L’allarme è scattato quando alla Sala Operativa della Questura è giunta la richiesta di aiuto del Consolato, contattato dai familiari del giovane, preoccupati perché da tempo non riuscivano più a mettersi in contatto con lui e il suo telefono risultava spento.
I poliziotti della Squadra Volanti hanno immediatamente avviato le ricerche. Il fratello del 29enne ha riferito agli agenti che il giovane stava attraversando un momento di particolare difficoltà personale e ha fornito alcune indicazioni sugli alberghi di Catania nei quali avrebbe potuto soggiornare.
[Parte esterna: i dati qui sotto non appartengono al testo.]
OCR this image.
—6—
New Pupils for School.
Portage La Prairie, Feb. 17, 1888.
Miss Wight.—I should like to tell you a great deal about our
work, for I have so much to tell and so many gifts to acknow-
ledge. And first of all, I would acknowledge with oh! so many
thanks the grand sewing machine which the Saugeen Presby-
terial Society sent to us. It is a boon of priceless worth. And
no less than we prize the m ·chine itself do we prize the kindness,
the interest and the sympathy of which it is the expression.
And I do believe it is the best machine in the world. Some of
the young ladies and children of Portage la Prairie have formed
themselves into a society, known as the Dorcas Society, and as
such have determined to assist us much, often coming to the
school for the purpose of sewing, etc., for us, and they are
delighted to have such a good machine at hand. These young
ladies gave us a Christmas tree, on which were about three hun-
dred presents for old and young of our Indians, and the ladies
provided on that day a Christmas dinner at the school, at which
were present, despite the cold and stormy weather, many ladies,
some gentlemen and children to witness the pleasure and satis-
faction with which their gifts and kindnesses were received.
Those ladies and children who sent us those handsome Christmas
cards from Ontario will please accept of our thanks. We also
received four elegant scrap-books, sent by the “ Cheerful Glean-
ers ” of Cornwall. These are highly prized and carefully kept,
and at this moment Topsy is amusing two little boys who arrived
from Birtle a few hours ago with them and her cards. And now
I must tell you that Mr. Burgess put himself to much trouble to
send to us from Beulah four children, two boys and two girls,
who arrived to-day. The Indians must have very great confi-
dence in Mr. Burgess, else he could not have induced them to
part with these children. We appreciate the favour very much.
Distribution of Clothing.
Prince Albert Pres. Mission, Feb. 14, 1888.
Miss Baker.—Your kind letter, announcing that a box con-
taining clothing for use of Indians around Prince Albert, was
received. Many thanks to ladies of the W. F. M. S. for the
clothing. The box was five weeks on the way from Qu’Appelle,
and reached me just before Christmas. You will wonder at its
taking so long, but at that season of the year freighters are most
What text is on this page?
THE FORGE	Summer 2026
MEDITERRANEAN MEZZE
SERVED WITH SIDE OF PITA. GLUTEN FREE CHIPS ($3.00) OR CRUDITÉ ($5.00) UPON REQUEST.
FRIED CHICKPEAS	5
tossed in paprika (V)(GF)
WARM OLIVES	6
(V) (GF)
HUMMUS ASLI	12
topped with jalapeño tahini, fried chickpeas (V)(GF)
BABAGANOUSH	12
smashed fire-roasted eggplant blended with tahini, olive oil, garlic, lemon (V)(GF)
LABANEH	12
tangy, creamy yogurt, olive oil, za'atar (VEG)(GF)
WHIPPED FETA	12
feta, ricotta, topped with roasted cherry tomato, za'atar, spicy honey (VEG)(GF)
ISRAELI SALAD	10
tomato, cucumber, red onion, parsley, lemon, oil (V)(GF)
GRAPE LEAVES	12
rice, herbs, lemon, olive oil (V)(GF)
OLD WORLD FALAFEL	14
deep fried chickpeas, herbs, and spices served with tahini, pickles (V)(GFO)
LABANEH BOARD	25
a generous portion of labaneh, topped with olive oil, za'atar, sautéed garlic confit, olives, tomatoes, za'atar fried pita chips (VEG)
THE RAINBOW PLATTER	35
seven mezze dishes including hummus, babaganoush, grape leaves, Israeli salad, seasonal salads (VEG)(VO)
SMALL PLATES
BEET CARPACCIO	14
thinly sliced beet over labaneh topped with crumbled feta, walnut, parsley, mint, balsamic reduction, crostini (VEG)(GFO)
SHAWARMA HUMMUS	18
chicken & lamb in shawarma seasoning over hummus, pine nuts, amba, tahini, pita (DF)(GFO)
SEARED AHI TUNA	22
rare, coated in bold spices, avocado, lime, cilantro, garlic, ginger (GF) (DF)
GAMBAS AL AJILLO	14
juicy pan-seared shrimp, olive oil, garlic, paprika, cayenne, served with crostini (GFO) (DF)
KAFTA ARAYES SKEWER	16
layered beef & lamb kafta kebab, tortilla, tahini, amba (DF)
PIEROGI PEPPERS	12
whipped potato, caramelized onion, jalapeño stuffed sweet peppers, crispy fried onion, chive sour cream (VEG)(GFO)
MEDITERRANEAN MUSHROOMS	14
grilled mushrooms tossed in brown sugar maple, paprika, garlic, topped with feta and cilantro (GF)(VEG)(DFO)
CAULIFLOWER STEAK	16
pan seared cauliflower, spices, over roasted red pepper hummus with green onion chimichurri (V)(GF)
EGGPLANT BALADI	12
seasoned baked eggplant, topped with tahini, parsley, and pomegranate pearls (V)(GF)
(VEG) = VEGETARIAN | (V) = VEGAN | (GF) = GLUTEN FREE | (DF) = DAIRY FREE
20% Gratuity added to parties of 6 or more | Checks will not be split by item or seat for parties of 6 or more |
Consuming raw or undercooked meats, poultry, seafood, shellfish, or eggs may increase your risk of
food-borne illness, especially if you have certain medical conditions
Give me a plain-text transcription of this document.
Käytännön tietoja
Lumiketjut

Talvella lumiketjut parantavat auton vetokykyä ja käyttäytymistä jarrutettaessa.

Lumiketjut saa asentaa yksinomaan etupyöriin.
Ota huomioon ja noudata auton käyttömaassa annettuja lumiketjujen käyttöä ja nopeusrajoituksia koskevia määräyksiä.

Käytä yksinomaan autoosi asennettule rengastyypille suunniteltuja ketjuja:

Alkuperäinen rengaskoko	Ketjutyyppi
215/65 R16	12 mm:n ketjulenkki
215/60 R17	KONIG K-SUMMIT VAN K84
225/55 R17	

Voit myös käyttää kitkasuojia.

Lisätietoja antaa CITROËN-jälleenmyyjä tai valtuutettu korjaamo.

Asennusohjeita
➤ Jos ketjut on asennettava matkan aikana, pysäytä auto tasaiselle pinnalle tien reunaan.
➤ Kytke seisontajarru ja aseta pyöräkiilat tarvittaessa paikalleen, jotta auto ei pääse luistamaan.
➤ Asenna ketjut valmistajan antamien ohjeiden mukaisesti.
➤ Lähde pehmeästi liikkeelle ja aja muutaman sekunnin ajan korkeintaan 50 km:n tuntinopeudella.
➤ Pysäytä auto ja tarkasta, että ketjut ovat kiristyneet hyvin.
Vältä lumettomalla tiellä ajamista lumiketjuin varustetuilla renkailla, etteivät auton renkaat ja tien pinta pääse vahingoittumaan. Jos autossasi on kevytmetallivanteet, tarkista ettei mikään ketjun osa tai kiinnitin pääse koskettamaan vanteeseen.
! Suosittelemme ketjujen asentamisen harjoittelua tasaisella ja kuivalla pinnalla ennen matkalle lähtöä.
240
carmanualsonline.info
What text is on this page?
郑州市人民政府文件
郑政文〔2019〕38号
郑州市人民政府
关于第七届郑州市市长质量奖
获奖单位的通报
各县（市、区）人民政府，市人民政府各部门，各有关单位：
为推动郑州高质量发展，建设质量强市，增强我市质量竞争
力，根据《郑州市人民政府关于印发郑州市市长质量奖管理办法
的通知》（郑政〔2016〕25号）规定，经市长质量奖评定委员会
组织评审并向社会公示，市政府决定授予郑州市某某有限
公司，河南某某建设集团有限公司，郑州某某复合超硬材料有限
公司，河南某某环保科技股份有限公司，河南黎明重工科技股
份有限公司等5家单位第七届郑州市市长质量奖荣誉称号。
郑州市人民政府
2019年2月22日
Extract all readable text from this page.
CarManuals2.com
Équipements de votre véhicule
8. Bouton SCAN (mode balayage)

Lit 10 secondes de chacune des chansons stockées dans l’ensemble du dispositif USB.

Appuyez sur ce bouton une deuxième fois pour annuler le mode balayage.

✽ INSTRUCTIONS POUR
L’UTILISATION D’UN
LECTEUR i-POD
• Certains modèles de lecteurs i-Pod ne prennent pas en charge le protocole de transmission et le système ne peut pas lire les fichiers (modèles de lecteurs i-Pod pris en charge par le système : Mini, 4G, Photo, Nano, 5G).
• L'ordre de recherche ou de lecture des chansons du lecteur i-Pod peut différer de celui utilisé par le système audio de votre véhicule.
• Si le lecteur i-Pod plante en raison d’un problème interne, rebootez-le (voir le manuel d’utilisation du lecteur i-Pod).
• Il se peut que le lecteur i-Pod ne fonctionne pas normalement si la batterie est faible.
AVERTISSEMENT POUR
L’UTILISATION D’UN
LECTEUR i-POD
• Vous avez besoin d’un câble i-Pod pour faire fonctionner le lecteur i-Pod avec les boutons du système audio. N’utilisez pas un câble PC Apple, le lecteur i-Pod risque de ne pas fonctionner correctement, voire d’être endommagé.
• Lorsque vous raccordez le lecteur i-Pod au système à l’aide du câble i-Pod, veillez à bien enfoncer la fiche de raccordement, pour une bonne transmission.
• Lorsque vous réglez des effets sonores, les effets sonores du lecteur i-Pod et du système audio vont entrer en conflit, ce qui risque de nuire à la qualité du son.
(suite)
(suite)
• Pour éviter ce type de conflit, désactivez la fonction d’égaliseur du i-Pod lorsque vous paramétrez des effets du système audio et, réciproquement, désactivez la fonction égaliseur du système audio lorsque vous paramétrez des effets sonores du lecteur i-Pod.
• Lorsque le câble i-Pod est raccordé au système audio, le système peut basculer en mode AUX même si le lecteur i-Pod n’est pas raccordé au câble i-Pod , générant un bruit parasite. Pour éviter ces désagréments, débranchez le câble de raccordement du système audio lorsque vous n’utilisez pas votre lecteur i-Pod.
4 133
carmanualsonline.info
Gli agenti hanno così contattato una dopo l’altra le strutture ricettive indicate, fino a quando la direzione di un hotel del lungomare ha confermato la presenza del turista.
I poliziotti si sono precipitati nella struttura e hanno fatto ingresso nella stanza, dove hanno trovato il giovane riverso a terra.
Accanto a lui sono stati rinvenuti numerosi farmaci che, secondo i primi accertamenti, sarebbero stati assunti nel tentativo di togliersi la vita.
È stato quindi richiesto immediatamente l’intervento del personale sanitario del 118, che ha prestato le prime cure e trasportato il 29enne in ospedale.
Dopo il soccorso, gli agenti hanno informato i familiari attraverso il Consolato, rassicurandoli sulle condizioni del loro congiunto.
Il giovane è fuori pericolo e potrà fare rientro nel proprio Paese insieme ai familiari, che nel frattempo hanno raggiunto Catania.